Aquello fue extraordinario. Todo
el liceo Manuel Canuto Restrepo estalló en una histeria adolescente aunque casi
nadie supiera de los Guns ni del rocanrol. Pero la pólvora (joputa, la
pólvora), con esas luces amenazando quemar el establecimiento, esos muchachos con
pelucas y taches, aquella calavera pintada y esa canción poderosa nos llevó a un
paroxismo de gritos y pogo instantáneos. Algo natural que nos salió de los cojones. Todo eso a lo que los profesores siempre le han
tenido miedo, en Abejorral y en cualquier parte. Tanto así que al vernos enloquecidos desconectaron los
amplificadores a la mitad de la canción. Solo que el daño ya estaba hecho.

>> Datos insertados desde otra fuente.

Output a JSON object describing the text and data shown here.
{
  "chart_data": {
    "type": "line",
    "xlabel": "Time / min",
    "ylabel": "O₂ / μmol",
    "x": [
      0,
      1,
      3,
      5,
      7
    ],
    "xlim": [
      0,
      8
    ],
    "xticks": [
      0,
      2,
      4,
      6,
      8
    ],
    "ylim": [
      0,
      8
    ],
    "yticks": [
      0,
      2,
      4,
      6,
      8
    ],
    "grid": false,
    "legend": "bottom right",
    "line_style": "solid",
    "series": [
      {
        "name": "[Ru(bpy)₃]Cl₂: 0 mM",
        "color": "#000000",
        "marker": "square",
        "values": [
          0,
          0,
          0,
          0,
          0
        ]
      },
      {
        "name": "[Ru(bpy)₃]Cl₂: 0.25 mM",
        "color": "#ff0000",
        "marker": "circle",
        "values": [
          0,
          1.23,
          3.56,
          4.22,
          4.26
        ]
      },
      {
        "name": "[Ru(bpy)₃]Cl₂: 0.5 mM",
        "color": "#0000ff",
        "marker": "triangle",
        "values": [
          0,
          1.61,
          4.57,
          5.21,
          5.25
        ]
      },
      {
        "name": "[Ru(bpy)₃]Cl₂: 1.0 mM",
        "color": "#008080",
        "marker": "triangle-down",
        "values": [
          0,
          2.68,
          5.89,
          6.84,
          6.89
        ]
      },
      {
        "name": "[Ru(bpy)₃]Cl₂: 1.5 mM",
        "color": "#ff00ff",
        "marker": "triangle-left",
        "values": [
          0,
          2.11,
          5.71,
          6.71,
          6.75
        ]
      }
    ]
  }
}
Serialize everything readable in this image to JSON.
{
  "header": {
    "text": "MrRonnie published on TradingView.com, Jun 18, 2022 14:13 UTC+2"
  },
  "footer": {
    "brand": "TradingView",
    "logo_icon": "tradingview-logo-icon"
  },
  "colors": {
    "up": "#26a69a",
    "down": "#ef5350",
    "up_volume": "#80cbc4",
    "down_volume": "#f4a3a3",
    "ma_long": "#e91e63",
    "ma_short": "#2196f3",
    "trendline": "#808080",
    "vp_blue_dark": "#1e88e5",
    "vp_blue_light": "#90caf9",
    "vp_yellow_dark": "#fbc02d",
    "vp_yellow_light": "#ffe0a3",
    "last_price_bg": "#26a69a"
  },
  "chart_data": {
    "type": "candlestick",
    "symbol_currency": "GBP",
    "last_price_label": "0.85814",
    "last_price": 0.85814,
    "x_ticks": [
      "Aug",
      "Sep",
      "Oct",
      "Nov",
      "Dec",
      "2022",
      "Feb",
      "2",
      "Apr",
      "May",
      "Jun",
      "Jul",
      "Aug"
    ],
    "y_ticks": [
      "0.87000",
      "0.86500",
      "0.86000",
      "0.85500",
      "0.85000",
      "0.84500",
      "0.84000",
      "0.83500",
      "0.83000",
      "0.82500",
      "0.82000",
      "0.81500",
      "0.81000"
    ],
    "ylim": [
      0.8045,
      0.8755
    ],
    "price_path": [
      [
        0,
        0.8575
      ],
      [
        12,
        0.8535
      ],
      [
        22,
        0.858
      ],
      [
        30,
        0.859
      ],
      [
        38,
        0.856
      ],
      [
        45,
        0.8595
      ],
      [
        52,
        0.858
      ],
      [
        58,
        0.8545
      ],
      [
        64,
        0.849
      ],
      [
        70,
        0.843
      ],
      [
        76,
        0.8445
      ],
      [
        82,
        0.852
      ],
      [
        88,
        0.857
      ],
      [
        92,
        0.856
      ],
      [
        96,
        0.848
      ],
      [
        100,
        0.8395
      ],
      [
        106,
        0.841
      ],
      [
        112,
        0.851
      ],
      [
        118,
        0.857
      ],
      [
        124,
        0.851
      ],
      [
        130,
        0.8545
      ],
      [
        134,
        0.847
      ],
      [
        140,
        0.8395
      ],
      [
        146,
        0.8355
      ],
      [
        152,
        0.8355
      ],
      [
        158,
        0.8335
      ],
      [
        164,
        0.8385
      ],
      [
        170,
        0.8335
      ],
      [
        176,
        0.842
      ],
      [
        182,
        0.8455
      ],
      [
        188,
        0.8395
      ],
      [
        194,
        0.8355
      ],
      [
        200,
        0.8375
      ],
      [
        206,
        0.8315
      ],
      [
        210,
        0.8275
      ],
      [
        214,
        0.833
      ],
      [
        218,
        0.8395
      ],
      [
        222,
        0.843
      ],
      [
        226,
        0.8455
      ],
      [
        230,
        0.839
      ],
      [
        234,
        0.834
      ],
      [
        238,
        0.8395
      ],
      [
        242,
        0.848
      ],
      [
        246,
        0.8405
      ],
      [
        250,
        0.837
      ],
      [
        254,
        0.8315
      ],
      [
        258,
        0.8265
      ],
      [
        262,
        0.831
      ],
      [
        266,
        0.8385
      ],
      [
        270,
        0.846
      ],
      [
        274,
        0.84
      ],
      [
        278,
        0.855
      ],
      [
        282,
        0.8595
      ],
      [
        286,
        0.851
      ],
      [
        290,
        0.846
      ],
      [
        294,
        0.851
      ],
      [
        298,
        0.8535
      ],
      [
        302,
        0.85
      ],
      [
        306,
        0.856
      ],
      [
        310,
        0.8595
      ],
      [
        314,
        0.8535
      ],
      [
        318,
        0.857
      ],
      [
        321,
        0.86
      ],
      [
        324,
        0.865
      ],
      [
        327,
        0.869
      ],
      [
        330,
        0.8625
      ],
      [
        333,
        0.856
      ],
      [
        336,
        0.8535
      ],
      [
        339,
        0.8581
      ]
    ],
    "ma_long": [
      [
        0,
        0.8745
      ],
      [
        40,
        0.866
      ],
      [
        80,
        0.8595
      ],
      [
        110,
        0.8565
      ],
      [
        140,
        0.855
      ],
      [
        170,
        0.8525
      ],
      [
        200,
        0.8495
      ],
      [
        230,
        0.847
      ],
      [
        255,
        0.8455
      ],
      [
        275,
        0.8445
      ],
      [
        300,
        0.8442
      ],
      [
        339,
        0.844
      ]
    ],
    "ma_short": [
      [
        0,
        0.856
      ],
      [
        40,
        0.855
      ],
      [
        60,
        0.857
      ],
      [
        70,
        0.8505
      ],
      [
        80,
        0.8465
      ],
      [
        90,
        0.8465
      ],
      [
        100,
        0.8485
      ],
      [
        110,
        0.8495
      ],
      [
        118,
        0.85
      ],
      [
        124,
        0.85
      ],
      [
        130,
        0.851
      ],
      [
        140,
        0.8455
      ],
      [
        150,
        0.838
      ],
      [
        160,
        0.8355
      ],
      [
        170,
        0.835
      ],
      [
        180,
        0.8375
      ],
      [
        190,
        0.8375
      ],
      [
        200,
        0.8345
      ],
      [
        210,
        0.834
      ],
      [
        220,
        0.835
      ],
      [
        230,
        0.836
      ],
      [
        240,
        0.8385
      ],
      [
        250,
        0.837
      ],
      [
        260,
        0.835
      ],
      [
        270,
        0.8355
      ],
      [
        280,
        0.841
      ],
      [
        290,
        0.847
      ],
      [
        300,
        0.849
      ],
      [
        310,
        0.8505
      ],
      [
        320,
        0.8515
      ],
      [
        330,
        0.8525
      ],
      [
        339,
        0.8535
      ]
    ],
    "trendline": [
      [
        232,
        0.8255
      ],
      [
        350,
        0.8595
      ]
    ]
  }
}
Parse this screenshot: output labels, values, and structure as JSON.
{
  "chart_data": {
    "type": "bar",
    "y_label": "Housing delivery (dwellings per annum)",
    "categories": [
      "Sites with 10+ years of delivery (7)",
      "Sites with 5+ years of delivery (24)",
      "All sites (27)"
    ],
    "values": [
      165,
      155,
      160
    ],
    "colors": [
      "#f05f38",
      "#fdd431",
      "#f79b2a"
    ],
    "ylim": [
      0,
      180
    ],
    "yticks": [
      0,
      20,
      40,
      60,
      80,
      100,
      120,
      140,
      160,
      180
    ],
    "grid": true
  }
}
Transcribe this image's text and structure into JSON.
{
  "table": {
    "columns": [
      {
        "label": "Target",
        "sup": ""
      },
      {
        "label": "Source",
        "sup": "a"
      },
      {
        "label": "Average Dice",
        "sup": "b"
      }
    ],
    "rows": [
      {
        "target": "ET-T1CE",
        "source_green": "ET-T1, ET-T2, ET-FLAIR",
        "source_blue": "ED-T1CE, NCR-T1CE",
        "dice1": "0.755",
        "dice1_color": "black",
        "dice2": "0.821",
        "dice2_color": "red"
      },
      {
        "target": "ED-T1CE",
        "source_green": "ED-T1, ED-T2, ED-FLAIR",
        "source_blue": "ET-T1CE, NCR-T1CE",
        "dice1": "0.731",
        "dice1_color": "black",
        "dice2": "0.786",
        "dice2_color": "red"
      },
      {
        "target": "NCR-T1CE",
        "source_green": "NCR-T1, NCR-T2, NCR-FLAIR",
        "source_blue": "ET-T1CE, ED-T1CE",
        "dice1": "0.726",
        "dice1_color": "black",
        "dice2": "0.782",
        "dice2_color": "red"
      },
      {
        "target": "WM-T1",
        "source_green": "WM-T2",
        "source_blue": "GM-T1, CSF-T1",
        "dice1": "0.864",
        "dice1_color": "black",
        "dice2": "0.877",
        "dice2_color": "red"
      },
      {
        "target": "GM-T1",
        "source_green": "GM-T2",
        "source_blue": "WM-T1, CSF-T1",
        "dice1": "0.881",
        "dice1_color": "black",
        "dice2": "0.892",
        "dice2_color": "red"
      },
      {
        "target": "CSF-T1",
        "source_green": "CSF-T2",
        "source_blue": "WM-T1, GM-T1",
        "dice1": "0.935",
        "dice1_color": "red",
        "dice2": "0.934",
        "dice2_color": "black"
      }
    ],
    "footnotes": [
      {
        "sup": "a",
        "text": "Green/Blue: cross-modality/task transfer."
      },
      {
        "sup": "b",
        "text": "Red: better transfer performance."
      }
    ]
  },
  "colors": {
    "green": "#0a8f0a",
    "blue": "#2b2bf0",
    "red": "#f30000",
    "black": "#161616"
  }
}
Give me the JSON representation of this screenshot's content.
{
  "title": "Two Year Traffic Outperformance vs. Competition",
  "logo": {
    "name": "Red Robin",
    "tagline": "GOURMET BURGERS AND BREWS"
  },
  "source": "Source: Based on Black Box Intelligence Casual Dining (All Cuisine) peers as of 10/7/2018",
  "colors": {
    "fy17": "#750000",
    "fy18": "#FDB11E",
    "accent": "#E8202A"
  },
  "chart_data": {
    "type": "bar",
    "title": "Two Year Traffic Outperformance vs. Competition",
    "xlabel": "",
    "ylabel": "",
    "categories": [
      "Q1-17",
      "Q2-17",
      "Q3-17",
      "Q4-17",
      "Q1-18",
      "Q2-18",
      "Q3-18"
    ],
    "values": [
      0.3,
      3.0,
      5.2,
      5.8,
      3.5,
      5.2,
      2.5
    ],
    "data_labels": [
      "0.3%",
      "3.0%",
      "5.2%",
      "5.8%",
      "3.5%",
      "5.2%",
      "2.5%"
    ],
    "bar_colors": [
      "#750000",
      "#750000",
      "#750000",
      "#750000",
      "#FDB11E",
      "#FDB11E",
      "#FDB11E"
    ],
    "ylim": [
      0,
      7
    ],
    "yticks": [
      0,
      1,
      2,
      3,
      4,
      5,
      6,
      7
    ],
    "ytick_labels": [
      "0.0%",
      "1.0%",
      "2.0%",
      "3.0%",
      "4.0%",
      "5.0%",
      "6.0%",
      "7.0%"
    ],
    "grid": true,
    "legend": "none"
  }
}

Habíamos visto esa parodia malvada, satánica (¡satánica!) por dos minutos
increíbles; habíamos sentido en el pecho la vibración del bajo y las
distorsiones. Puede que ahora, cuando los vuelvo a poner en su sitio (cuatro
muchachos de décimo disfrazados
de roqueros) me dé risa y hasta pena. Pero entonces fue la representación de lo
salvaje. Algo que solo se podría comparar con lo que sentí un año después cuando cayó a mis manos Rodrigo D y el Nevermind. Algún compañero a mi lado,
extasiado, me preguntó qué música era esa. “Rock and roll, beibi”, le dije, sobradito, simulando
alguna película extranjera.
Esa tarde fui a la única chacita
que vendía música en Abejorral. Casetes piratas, en realidad, a dos mil pesos,
y le pedí a la señora que me vendiera cualquiera de rock; no me importaba cuál.
Creo que solo tenía uno de Ekhimosis, que para mi fortuna era el Niño Gigante. “Le
puedo traer más, si me los deja pagos”, me dijo la señora. Y ahí comenzó en
serio el cuento este del rocanrol.
Solo que esa es otra historia. Una historia que les contaré luego.